A miała być niespodzianka
Z wielkim rozmachem, po amerykańsku, rozpoczęli kampanię wyborczą postkomuniści. W Warszawie były konfetti, baloniki, przyciemnione światła, a na pierwszych miejscach Leszek Miller, Aleksander Kwaśniewski i paru innych. W Katowicach SLD-owcy nie chcieli być gorsi od wielkich braci ze stolicy i postanowili, że ich mityng wyborczy odbędzie się w lokalu, gdzie jeszcze niedawno był dom publiczny. To miała być niespodzianka. Niestety, żurnaliści zwąchali, co się święci, i z niespodzianki były nici. Imprezę odwołano. Trwają poszukiwania nowego lokum.
Analizy Millera
Być może w Katowicach miejsce na mityng wyborczy wybrano, aby przypodobać się Leszkowi Millerowi, któremu jakiś czas temu wszystko kojarzyło się z najintymniejszą sferą ludzkiego życia. Chodzą jednak słuchy, że za głosem doradców, Miller zdołał okiełznać ten monotonny co nieco repertuar skojarzeń. Na nieszczęście jednak wziął się za analizy ekonomiczne. Jedne wywody dla Reutera i złotówka zaczęła wariować. Może jednak trzeba było zostać przy starych skojarzeniach?

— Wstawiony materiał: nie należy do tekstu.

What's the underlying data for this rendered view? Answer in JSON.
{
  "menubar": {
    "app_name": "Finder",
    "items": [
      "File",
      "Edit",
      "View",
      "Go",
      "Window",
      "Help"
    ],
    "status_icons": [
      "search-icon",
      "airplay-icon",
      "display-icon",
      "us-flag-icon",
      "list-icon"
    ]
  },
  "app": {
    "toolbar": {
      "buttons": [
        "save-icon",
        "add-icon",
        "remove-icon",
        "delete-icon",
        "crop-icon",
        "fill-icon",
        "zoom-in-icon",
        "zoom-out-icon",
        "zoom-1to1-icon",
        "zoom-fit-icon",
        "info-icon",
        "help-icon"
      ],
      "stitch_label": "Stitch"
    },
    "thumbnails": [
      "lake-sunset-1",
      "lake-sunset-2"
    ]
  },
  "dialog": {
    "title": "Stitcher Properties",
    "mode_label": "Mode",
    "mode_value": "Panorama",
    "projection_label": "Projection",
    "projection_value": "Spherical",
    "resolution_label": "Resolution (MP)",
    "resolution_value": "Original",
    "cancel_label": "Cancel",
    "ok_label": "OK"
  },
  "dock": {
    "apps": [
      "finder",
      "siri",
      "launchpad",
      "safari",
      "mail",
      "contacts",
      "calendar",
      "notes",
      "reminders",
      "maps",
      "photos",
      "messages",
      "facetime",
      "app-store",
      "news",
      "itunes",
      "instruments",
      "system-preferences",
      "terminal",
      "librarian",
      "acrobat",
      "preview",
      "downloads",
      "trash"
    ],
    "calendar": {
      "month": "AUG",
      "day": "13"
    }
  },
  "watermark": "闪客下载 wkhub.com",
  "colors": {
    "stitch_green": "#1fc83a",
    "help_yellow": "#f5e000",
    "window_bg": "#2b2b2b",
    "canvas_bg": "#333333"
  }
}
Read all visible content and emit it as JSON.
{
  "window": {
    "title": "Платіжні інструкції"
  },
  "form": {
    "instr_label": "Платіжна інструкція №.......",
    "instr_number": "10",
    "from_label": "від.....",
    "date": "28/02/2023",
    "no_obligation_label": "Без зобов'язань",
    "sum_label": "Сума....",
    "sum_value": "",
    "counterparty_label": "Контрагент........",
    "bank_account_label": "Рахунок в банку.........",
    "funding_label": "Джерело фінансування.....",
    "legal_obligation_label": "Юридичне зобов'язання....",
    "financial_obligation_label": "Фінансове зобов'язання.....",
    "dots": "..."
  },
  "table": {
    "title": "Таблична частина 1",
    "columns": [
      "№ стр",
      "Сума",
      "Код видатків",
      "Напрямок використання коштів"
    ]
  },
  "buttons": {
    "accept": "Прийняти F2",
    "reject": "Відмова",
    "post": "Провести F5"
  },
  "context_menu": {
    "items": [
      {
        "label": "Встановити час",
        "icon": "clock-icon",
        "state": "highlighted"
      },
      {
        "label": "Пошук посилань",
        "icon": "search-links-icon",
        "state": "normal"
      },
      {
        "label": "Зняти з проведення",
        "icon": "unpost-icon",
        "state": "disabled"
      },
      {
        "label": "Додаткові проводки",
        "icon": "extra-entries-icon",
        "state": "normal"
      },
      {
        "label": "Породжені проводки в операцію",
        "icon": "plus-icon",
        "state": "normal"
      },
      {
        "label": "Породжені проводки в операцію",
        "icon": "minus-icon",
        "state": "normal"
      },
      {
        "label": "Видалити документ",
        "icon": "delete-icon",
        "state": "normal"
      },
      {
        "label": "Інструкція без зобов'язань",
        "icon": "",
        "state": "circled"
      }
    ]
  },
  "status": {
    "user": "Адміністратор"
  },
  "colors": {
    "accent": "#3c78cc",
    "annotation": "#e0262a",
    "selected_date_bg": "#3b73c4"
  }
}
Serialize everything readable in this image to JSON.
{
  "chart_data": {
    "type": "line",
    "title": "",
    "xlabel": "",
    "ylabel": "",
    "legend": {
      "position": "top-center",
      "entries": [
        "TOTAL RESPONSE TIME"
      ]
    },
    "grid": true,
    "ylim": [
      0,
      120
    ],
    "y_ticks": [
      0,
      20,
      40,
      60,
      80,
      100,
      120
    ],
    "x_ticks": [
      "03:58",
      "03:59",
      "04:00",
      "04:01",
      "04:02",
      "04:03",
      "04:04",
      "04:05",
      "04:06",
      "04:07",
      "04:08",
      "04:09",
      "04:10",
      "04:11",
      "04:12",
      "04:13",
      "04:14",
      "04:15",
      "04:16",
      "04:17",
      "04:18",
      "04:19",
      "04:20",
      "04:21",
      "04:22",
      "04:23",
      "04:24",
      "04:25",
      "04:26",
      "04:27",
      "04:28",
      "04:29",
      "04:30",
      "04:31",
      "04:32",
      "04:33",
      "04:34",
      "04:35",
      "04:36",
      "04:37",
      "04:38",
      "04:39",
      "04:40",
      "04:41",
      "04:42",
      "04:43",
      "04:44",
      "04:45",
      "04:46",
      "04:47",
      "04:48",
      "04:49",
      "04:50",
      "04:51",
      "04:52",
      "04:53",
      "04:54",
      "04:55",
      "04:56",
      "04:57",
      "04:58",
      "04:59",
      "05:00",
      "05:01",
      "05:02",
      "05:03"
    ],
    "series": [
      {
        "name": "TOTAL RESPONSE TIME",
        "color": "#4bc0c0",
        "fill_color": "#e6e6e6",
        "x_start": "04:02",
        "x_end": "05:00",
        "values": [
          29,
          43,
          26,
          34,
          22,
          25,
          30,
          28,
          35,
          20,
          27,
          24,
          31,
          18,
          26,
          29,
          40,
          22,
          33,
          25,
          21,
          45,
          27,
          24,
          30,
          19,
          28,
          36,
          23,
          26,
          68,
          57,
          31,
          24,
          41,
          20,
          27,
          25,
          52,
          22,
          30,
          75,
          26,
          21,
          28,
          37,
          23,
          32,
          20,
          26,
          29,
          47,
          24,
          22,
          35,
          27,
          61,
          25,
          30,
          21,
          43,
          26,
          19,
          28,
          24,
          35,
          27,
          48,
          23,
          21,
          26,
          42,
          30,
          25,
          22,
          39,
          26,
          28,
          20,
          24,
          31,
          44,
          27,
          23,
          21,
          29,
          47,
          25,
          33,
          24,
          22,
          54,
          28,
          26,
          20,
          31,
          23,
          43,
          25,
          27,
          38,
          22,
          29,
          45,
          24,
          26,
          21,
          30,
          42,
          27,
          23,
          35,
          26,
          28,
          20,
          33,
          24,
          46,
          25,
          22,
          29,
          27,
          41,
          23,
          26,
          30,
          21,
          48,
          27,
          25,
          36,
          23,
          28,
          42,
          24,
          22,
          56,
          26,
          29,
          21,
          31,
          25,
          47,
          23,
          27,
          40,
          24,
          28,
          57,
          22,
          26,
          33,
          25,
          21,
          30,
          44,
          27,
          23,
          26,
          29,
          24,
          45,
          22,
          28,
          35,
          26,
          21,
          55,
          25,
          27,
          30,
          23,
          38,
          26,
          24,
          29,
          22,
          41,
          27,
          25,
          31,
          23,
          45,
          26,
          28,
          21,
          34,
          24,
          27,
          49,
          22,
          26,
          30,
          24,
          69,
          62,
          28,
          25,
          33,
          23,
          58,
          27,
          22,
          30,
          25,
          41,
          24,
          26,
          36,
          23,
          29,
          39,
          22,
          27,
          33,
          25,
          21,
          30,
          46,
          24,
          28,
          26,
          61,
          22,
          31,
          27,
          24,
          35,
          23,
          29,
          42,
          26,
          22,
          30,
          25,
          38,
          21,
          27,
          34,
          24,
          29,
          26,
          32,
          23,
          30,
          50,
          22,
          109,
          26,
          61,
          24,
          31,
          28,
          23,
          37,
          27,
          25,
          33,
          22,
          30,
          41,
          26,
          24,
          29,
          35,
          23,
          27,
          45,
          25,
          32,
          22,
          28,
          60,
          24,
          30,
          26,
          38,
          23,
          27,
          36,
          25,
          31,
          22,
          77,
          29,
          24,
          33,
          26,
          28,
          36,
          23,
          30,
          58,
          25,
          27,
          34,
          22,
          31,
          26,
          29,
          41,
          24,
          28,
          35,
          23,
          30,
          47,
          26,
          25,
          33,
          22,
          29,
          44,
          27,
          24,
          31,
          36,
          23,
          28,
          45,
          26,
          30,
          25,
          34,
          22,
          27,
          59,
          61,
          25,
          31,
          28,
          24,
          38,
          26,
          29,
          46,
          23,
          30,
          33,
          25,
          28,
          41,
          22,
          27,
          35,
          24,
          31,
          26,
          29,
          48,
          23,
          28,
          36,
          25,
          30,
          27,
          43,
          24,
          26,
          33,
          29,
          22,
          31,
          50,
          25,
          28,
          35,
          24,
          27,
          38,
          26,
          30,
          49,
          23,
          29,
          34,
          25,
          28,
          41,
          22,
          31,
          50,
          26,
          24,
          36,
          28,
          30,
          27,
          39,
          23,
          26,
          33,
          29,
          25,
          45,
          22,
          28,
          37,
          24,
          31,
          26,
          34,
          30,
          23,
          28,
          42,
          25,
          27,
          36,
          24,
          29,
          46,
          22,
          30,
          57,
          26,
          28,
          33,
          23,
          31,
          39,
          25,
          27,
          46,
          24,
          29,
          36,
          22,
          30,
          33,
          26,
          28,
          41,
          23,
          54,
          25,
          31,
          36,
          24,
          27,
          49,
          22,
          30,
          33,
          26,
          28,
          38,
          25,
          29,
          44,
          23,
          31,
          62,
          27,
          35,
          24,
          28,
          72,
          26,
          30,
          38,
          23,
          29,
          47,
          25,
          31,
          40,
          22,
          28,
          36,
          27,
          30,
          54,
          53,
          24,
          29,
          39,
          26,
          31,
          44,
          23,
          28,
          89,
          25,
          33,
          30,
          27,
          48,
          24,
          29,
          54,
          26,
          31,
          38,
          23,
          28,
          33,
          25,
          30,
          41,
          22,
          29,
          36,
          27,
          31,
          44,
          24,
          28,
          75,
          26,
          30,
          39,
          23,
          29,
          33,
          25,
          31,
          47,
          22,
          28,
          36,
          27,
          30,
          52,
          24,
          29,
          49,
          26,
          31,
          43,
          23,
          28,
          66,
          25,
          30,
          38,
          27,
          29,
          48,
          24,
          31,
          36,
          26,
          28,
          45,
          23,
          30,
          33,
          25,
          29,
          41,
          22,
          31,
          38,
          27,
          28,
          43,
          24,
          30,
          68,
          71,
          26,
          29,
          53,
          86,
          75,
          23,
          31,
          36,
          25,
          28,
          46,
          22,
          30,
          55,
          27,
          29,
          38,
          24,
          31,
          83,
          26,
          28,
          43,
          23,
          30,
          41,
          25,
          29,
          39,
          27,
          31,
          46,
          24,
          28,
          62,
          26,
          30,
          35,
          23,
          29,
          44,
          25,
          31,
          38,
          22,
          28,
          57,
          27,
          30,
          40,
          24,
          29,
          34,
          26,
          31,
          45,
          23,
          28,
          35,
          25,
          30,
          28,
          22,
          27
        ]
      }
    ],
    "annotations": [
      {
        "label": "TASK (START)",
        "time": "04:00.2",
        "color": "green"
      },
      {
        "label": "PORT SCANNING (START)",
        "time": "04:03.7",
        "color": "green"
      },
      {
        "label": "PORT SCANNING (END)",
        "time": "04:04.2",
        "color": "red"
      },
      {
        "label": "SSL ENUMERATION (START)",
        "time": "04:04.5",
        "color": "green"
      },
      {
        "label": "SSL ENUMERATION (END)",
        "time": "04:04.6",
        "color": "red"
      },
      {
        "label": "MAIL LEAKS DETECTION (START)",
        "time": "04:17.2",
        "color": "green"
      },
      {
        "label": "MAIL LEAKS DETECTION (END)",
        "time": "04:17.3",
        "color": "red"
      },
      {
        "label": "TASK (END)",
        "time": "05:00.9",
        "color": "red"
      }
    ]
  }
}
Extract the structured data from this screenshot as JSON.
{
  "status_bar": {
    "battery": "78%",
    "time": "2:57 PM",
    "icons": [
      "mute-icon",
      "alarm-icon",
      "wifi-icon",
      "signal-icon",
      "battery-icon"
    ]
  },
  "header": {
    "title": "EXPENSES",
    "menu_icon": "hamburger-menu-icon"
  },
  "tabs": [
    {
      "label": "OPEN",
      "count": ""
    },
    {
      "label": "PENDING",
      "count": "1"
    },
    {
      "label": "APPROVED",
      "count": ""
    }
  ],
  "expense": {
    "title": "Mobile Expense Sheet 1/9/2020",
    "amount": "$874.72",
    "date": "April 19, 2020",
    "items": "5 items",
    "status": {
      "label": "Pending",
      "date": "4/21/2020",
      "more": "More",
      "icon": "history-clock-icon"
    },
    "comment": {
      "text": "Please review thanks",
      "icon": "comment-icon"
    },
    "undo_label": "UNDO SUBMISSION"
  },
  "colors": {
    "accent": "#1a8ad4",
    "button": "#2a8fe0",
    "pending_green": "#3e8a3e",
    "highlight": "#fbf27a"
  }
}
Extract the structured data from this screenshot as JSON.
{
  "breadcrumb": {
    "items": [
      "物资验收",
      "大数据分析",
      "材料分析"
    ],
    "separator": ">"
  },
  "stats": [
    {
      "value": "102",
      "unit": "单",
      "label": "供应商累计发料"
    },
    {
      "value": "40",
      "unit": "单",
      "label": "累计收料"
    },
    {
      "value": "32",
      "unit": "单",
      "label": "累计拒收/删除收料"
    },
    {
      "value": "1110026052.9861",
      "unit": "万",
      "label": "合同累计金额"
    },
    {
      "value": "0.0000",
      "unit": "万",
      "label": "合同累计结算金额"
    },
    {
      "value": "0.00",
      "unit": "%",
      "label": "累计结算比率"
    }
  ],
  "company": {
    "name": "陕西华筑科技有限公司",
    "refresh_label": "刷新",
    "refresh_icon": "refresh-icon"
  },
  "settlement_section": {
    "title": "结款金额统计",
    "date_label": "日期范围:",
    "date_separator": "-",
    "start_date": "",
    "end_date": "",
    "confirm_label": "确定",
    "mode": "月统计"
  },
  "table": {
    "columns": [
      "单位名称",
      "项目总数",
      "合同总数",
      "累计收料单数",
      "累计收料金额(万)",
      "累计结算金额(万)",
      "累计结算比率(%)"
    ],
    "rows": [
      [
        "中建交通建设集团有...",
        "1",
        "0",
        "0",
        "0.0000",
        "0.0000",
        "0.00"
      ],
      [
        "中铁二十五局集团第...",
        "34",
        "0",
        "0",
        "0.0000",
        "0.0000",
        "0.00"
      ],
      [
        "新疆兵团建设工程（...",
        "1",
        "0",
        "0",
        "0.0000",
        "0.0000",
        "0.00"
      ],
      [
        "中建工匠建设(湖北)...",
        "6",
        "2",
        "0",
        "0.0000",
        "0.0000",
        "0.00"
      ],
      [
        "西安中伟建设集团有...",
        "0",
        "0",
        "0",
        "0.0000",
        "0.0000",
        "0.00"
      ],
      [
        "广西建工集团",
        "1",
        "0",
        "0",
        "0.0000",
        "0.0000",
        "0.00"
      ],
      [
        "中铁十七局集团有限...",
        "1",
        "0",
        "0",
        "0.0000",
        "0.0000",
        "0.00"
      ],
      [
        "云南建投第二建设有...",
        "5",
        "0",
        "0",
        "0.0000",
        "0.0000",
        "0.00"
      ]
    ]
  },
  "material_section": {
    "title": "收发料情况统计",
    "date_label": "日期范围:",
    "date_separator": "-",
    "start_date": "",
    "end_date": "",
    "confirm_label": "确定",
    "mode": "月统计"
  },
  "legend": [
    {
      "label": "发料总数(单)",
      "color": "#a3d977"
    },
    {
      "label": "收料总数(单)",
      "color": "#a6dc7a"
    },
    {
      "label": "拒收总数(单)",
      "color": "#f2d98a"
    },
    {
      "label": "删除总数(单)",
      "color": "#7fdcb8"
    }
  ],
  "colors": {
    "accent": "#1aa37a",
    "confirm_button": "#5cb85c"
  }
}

Pomóż w rozwoju naszego portalu
Nie najgorszy debiut
Coraz ciekawsze są konferencje prasowe naszych ministrów. Ostatnia,
będąca efektem pracy zespołowej ministra koordynatora ds. służb specjalnych,
ministra obrony narodowej i ministra sprawiedliwości, zachwyciła
nawet miłośników filmów akcji. Bo akcja, jaką opisywali ministrowie,
była spektakularna. Rozgrywała się na morzu i w powietrzu. W powietrzu
był helikopter z agentami służb specjalnych, a na morzu był prom
z podejrzanym. Prom płynął, a helikopter leciał. Gdy już go dogonił,
zawisł nad nim, a w tym czasie agenci zeszli na pokład i aresztowali
podejrzanego, który pił spokojnie piwo. Piwną ucztę przerwali agenci,
aresztując podejrzanego, po czym wciągnęłi go na pokład helikoptera.
Przedstawiony przez ministrów scenariusz cały czas trzymał
w napięciu, brakowało co prawda zabitych lub choćby rannych, ale
debiut scenopisarski wypadł nie najgorzej.
Polacy przeciwko legalizacji eutanazji
25 czerwca 2001 r. przewodniczący polskiej delegacji do Zgromadzenia
Parlamentarnego Rady Europy (ZPRE) poseł Marcin Libicki spotkał się
z sekretarzem generalnym Rady Europy Walterem Schwimmerem w celu
przekazania obywatelskiego protestu wobec legalizacji eutanazji,
jaki do Rady Europy z inicjatywy posła Marcina Libickiego - wystosowano
w Polsce. Pod petycją podpisało się 51 908 Polaków przeciwnych legalizacji
eutanazji.
Jest to pierwsza polska petycja zbiorowa skierowana do
instytucji europejskich. Tym samym petycja staje się ważnym elementem
pełnego uczestnictwa Polski w debacie europejskiej, tym razem na
poziomie obywatelskim.
Eutanazja została zalegalizowana w Holandii w wyniku
decyzji parlamentu. Ta precedensowa decyzja wywołała wielką debatę
publiczną w krajach europejskich, w tym w Polsce.